A rule of thumb is that the distilling pot needs to be \(30^\text{o} \text{C}\) hotter than the top of the column in order for material to ascend the column. If it is difficult to achieve more than a reflux, the column can be insulated by wrapping it with glass wool then aluminum foil (Figure 5.44b). This allows the column to maintain heat and the sample to remain in the gas phase longer. A small gap can be left in the foil or glass wool if desired to "peek in" on the activity in the column. - Ideally both liquid and gas should be seen in the fractionating column, as the sample needs to undergo many vaporization-condensation events (Figures 5.44 c+d). Droplets of liquid should be seen on the surfaces of the packing material, but there should never by a large pool of liquid. A "river" of liquid traveling up the column is called flooding (Figure 5.45). If a column floods, remove the heat until the liquid drains back into the distilling flask, then resume heating at a gentler rate.

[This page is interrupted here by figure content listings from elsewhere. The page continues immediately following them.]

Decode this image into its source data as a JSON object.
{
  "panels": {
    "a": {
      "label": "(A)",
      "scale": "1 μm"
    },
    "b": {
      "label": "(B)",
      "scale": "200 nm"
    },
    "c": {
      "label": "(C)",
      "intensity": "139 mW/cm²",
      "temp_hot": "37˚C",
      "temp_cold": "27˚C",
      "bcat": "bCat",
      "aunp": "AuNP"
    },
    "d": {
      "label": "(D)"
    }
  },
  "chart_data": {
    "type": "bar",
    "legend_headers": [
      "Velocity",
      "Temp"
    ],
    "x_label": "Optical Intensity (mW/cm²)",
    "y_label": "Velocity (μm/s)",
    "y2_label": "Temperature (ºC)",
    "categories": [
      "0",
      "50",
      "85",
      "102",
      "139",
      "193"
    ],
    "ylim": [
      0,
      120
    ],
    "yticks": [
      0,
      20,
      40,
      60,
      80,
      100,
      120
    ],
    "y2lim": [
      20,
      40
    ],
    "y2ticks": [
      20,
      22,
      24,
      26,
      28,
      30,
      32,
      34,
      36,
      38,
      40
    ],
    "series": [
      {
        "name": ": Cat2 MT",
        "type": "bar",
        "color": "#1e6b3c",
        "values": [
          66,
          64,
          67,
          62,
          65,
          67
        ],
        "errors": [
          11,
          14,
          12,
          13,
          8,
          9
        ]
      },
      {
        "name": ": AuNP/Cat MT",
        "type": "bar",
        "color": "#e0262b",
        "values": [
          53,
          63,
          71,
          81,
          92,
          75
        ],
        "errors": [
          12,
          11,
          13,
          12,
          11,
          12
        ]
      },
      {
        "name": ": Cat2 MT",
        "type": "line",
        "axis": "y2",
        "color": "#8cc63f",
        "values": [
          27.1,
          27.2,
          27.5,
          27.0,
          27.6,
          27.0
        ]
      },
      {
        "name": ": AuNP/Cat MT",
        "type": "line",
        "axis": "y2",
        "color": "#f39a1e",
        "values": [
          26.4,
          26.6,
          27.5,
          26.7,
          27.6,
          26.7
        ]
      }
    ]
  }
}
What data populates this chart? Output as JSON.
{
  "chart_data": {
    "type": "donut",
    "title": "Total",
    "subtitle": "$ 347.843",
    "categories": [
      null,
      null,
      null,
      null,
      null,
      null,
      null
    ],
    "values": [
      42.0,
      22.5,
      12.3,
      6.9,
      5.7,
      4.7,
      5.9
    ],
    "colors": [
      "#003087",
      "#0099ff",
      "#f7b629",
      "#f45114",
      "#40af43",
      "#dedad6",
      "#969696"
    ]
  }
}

- Cleaning of a fractionating column:
- Vigreux column: rinse with acetone. Don't use a scrub brush or the glass indentations may break.
- Steel wool column. rinse with large amounts of acetone. Don't rinse with water as wet steel will rust over time.
- Glass bead column: rinse with acetone, then replace the glass wool wad to prevent the beads from pouring out when horizontal. Alternatively, pour out the glass beads to be cleaned separately. Be delicate when using a scrub brush on the fractionating column as there are fragile indentations near the bottom joint which can break.
Fractional Distillation Summary
Most comments for a simple distillation apply to fractional as well. The distilling pot will need to be heated more vigorously than with a simple distillation, as there is a greater distance for the vapors to travel before reaching the condenser. |
Commonly the column will need to be insulated to maintain heat: wrap the column (and three-way adapter if desired) in glass wool followed by an outer layer of aluminum foil. | Droplets of liquid should be seen in the fractional column, but there should never be a large pool of liquid (flooding). If the column floods, allow the liquid to drain back into the distilling flask and heat at a gentler rate. |